Его глаза расширились, и он перевел взгляд на толпу. Но там ничто не намекало на то, что ситуация может измениться. Люди с мушиным гудением сгрудились вокруг эшафота и ждали, когда же начнется самое интересное.
— Не похоже, — горько усмехнулся он. — Но… неважно. Что делать, мы проиграли. Приходится это признать. Жаль только, что наш ребенок не сможет родиться. Но вдруг мы встретимся в каком-то другом мире?
Словно ледяную лапу положили на грудь. И стало так невыносимо жаль… всего. Все останется — а нас не будет. Здесь — в этом жестоком и несправедливом мире, где темные силы снова взяли верх. Но несмотря на это, так нестерпимо захотелось жить. Словно все существо отвергало возможность смерти. Слезы потекли сами собой. Тэрвин наклонился и собрал их губами с моих щек.
— Мне долго еще ждать? — сердито буркнул палач, дюжий мужик под два метра ростом в короткой свободной рубахе поверх узких штанов. Все это, а также маска с прорезями для глаз, было темно-красного, почти черного цвета. Как запекшаяся кровь. Он стоял, опираясь на огромных размеров двуручный меч, длиной ему по плечо.

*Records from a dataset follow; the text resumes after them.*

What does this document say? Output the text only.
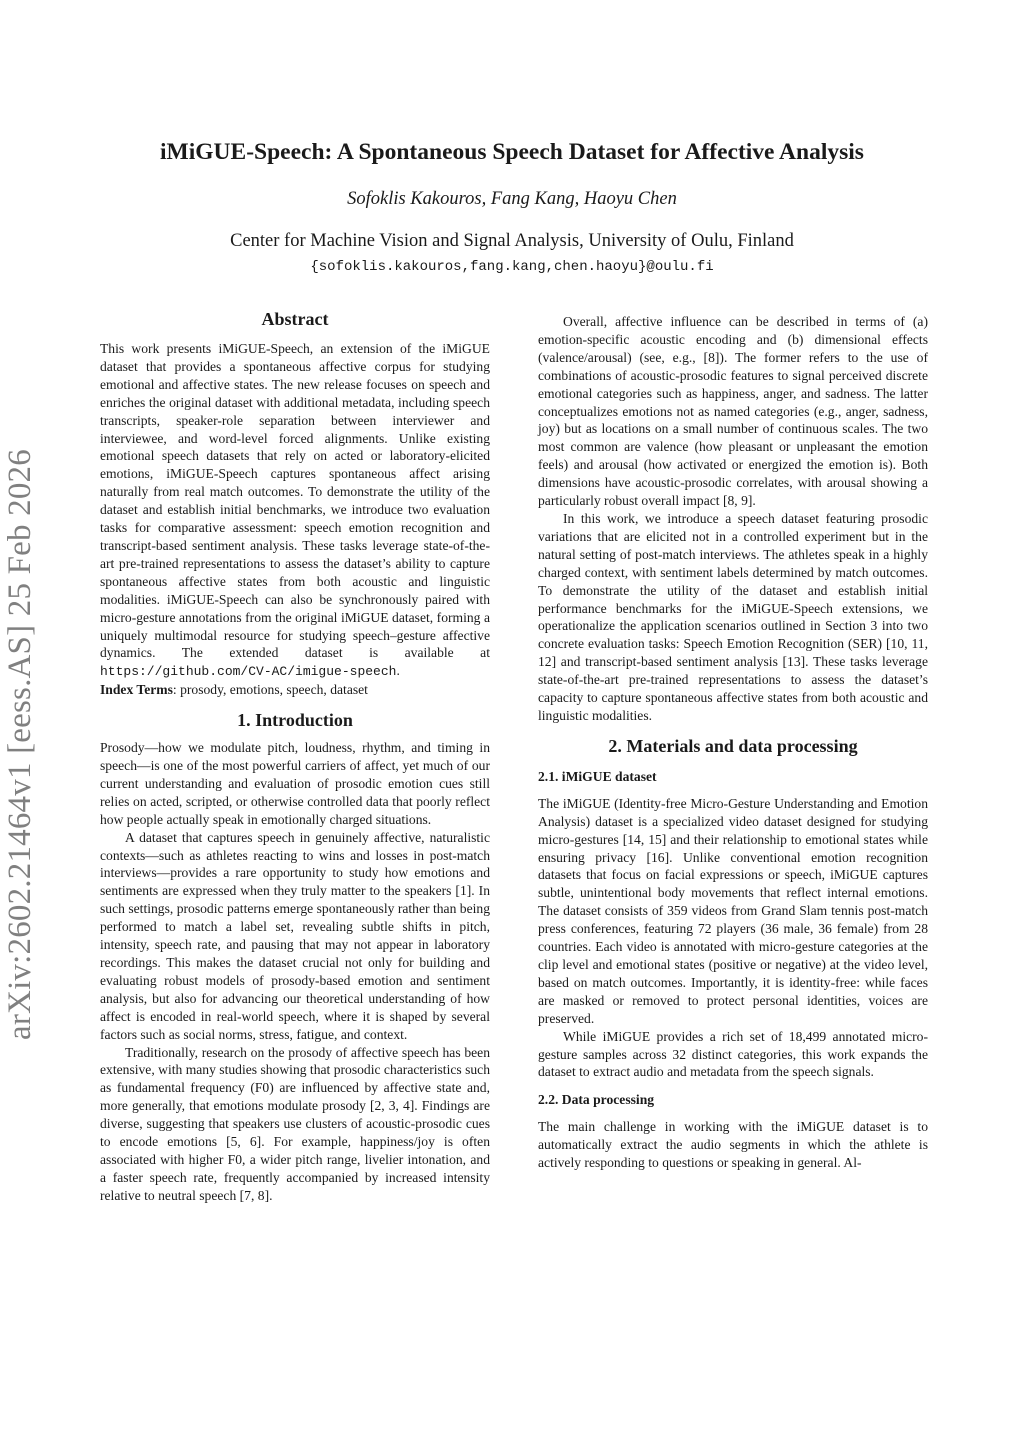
arXiv:2602.21464v1 [eess.AS] 25 Feb 2026
iMiGUE-Speech: A Spontaneous Speech Dataset for Affective Analysis
Sofoklis Kakouros, Fang Kang, Haoyu Chen
Center for Machine Vision and Signal Analysis, University of Oulu, Finland
{sofoklis.kakouros,fang.kang,chen.haoyu}@oulu.fi
Abstract

This work presents iMiGUE-Speech, an extension of the iMiGUE dataset that provides a spontaneous affective corpus for studying emotional and affective states. The new release focuses on speech and enriches the original dataset with additional metadata, including speech transcripts, speaker-role separation between interviewer and interviewee, and word-level forced alignments. Unlike existing emotional speech datasets that rely on acted or laboratory-elicited emotions, iMiGUE-Speech captures spontaneous affect arising naturally from real match outcomes. To demonstrate the utility of the dataset and establish initial benchmarks, we introduce two evaluation tasks for comparative assessment: speech emotion recognition and transcript-based sentiment analysis. These tasks leverage state-of-the-art pre-trained representations to assess the dataset’s ability to capture spontaneous affective states from both acoustic and linguistic modalities. iMiGUE-Speech can also be synchronously paired with micro-gesture annotations from the original iMiGUE dataset, forming a uniquely multimodal resource for studying speech–gesture affective dynamics. The extended dataset is available at https://github.com/CV-AC/imigue-speech.

Index Terms: prosody, emotions, speech, dataset

1. Introduction

Prosody—how we modulate pitch, loudness, rhythm, and timing in speech—is one of the most powerful carriers of affect, yet much of our current understanding and evaluation of prosodic emotion cues still relies on acted, scripted, or otherwise controlled data that poorly reflect how people actually speak in emotionally charged situations.

A dataset that captures speech in genuinely affective, naturalistic contexts—such as athletes reacting to wins and losses in post-match interviews—provides a rare opportunity to study how emotions and sentiments are expressed when they truly matter to the speakers [1]. In such settings, prosodic patterns emerge spontaneously rather than being performed to match a label set, revealing subtle shifts in pitch, intensity, speech rate, and pausing that may not appear in laboratory recordings. This makes the dataset crucial not only for building and evaluating robust models of prosody-based emotion and sentiment analysis, but also for advancing our theoretical understanding of how affect is encoded in real-world speech, where it is shaped by several factors such as social norms, stress, fatigue, and context.

Traditionally, research on the prosody of affective speech has been extensive, with many studies showing that prosodic characteristics such as fundamental frequency (F0) are influenced by affective state and, more generally, that emotions modulate prosody [2, 3, 4]. Findings are diverse, suggesting that speakers use clusters of acoustic-prosodic cues to encode emotions [5, 6]. For example, happiness/joy is often associated with higher F0, a wider pitch range, livelier intonation, and a faster speech rate, frequently accompanied by increased intensity relative to neutral speech [7, 8].

Overall, affective influence can be described in terms of (a) emotion-specific acoustic encoding and (b) dimensional effects (valence/arousal) (see, e.g., [8]). The former refers to the use of combinations of acoustic-prosodic features to signal perceived discrete emotional categories such as happiness, anger, and sadness. The latter conceptualizes emotions not as named categories (e.g., anger, sadness, joy) but as locations on a small number of continuous scales. The two most common are valence (how pleasant or unpleasant the emotion feels) and arousal (how activated or energized the emotion is). Both dimensions have acoustic-prosodic correlates, with arousal showing a particularly robust overall impact [8, 9].

In this work, we introduce a speech dataset featuring prosodic variations that are elicited not in a controlled experiment but in the natural setting of post-match interviews. The athletes speak in a highly charged context, with sentiment labels determined by match outcomes. To demonstrate the utility of the dataset and establish initial performance benchmarks for the iMiGUE-Speech extensions, we operationalize the application scenarios outlined in Section 3 into two concrete evaluation tasks: Speech Emotion Recognition (SER) [10, 11, 12] and transcript-based sentiment analysis [13]. These tasks leverage state-of-the-art pre-trained representations to assess the dataset’s capacity to capture spontaneous affective states from both acoustic and linguistic modalities.

2. Materials and data processing
2.1. iMiGUE dataset

The iMiGUE (Identity-free Micro-Gesture Understanding and Emotion Analysis) dataset is a specialized video dataset designed for studying micro-gestures [14, 15] and their relationship to emotional states while ensuring privacy [16]. Unlike conventional emotion recognition datasets that focus on facial expressions or speech, iMiGUE captures subtle, unintentional body movements that reflect internal emotions. The dataset consists of 359 videos from Grand Slam tennis post-match press conferences, featuring 72 players (36 male, 36 female) from 28 countries. Each video is annotated with micro-gesture categories at the clip level and emotional states (positive or negative) at the video level, based on match outcomes. Importantly, it is identity-free: while faces are masked or removed to protect personal identities, voices are preserved.

While iMiGUE provides a rich set of 18,499 annotated micro-gesture samples across 32 distinct categories, this work expands the dataset to extract audio and metadata from the speech signals.

2.2. Data processing

The main challenge in working with the iMiGUE dataset is to automatically extract the audio segments in which the athlete is actively responding to questions or speaking in general. Al-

Все тот же стражник с надвинутым на лицо капюшоном снова взял меня за руку, чтобы отвести обратно.
— Прощай, Тэрвин, — тихо сказала я и втиснула ногти в ладони, чтобы не разрыдаться, как Самира. Нет уж, такой радости этому стаду баранов не доставлю.
Когда мы поравнялись с плахой, стражник чуть сильнее сжал мой локоть и прошептал:
— Не бойся, Джен!
Будь он одет хоть в костюм самого Гирмаса с маской, как у палача, я все равно узнала бы его по голосу.
Кай, сволочь ты такая! Вот уж кого я точно не ожидала здесь увидеть. Но как?..
— Тссс, — прошипел он едва слышно.
Я встала рядом с Самирой и Яаной и посмотрела через весь эшафот на Тэрвина, пытаясь что-то сказать ему взглядом, но вряд ли он смог бы меня понять. По спине под платьем стекла струйка пота, в горле пересохло, сердце заполошно колотилось.
— Дженна Саанти! — объявил глашатай.
Кай снова вцепился в мою руку и потащил к плахе. Заставил опуститься на колени и положить голову на край.
Боже мой! Я ведь поверила на мгновение, что он здесь, чтобы спасти нас. А выходит, просто пробрался, чтобы подбодрить и быть рядом, когда меня казнят. Только и всего. Ну что ж, Кай, и на том спасибо. Наверняка и записка в хлебе тоже твоих рук дело. И жить мне осталось… четыре шага палача и один его замах.